A Proposed Technique for Large Deflection Analysis of Cantilever Beams Composed of Two Nonlinear Elastic Materials Subjected to an Inclined Tip Concentrated Force

A new technique was proposed for the large deflection problem of a prismatic composite cantilever beam made of two different nonlinear elastic materials and subjected to an inclined tip concentrated force. Two types of composite cantilever beams were considered in this study: A solid rectangular and a hollow circular cross-section beam. The proposed technique assumes that the behavior of a composite cantilever beam is equivalent to the behavior of two homogeneous cantilever beams. A semi-analytical solution describing the complete behavior of each homogeneous beam was derived and the complete deflection curve of the composite cantilever beam was obtained by considering the weighted average deflection curves of the two homogeneous cantilevers with respect to the tip forces. Several numerical examples were presented at the end of the study.

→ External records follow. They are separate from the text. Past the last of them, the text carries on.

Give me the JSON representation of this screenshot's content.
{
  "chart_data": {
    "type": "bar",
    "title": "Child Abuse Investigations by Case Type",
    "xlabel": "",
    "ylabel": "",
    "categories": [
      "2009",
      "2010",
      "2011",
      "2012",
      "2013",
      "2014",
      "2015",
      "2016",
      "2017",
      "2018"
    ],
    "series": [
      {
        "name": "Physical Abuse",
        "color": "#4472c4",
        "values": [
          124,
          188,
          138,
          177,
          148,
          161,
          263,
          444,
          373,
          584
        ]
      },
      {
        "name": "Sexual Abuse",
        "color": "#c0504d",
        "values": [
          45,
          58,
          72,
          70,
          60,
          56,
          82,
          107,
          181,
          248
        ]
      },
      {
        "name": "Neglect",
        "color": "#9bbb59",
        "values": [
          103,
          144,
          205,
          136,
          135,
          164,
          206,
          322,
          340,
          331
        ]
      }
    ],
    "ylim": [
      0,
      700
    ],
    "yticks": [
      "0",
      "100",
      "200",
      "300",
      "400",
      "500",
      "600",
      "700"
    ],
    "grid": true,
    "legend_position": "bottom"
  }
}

Results obtained using the proposed technique were compared with results obtained using the software ADINA and found to be in good agreement.

Impact of Plastic Hinge Properties on Capacity Curve of Reinforced Concrete Bridges

Pushover analysis is becoming recently the most practical tool for nonlinear analysis of regular and irregular highway bridges. The nonlinear behaviour of structural elements in this type of analysis can be modeled through automated-hinge or user-defined hinge models. The nonlinear properties of the user-defined hinge model for existing highway bridges can be determined in accordance with the recommendations of the Seismic Retrofit Manual by the Federal Highway Administration (FHWA-SRM). Finite element software such as the software SAP2000 offers a simpler and easier approach to determine the nonlinear hinge properties through the automated-hinge model which are determined automatically from the member material and cross section properties. However, the uncertainties in using the automated-hinge model in place of user-defined hinge model have never been addressed, especially for existing and widened bridges. In response to this need, pushover analysis was carried out for four old highway bridges, of which two were widened using the same superstructure but with more attention to seismic detailing requirements. The results of the analyses showed noticeable differences in the capacity curves obtained utilizing the user-defined and automated-hinge models. The study recommends that bridge design manuals clearly ask bridge designers to evaluate the deformation capacities of existing bridges and widened bridges using user-defined hinge model that is determined in accordance with the provisions of the FHWA-SRM.

Handling Risks of Quantity Variations in Unit-Price Contracts

AbstractUnit-price contracts are awarded based on estimated quantities while payment to the contractor is based on actual quantities of work. In many cases, estimated and actual quantities never pe...

Damage detection in steel structures with semi-rigid connections using unscented Kalman filter

Purpose The purpose of this paper is to detect damages in steel structures with actual connections, i.e. semi-rigid connections. The method will detect the damages by tracking the changes in the stiffness of structural members using only a limited number of dynamic responses and without knowing the type or time history of the dynamic force applied on the structure. Design/methodology/approach The paper proposes a technique that combines the iterative least-square and unscented Kalman filter (UKF) methods to identify the stiffness of beams and columns in typical two-dimensional steel-framed structures with semi-rigid connections. The detection of damages is by using nonlinear time-domain structural health monitoring method. Findings The technique is verified by using numerical examples using noise-free and noise-included dynamic responses from two different types of dynamic forces: harmonic and blast loads. The results showed that the UKF method with iterative least-square is a powerful approach to identify and detect damages in structures that have nonlinear behavior and the method was able to detect the damages in beams with a very high accuracy for noise-free and noise-included dynamic responses. In addition, the optimum number and locations of dynamic responses (accelerometer sensors) required for damage detection were determined. Originality/value This paper fulfills an identified need to detect damages in steel structures using only a limited number of accelerometer sensors.

Two-stage system identification approach for three-dimensional structural systems

A two-stage finite element system identification (SI) technique is proposed in this paper to identify stiffness of elements and detect damages in three-dimensional framed structures. The technique combines in stage 1 the iterative least-square and in stage 2 the unscented Kalman filter (UKF) to identify the stiffness of elements using only limited measured response time histories from only four to six accelerometers instead of dozens of accelerometers of the whole structure and assuming the time history of dynamic load applied on structure is unknown. The method will identify the stiffness and detect the damages in the elements by tracking the changes in the recordable dynamic output responses between damaged and undamaged states. The optimum number and locations of accelerometers were studied in this paper. The algorithm is verified using numerical examples. The results showed clearly that the technique can identify damaged and undamaged three-dimensional steel framed structures and the minimum number of sensors required for such frames.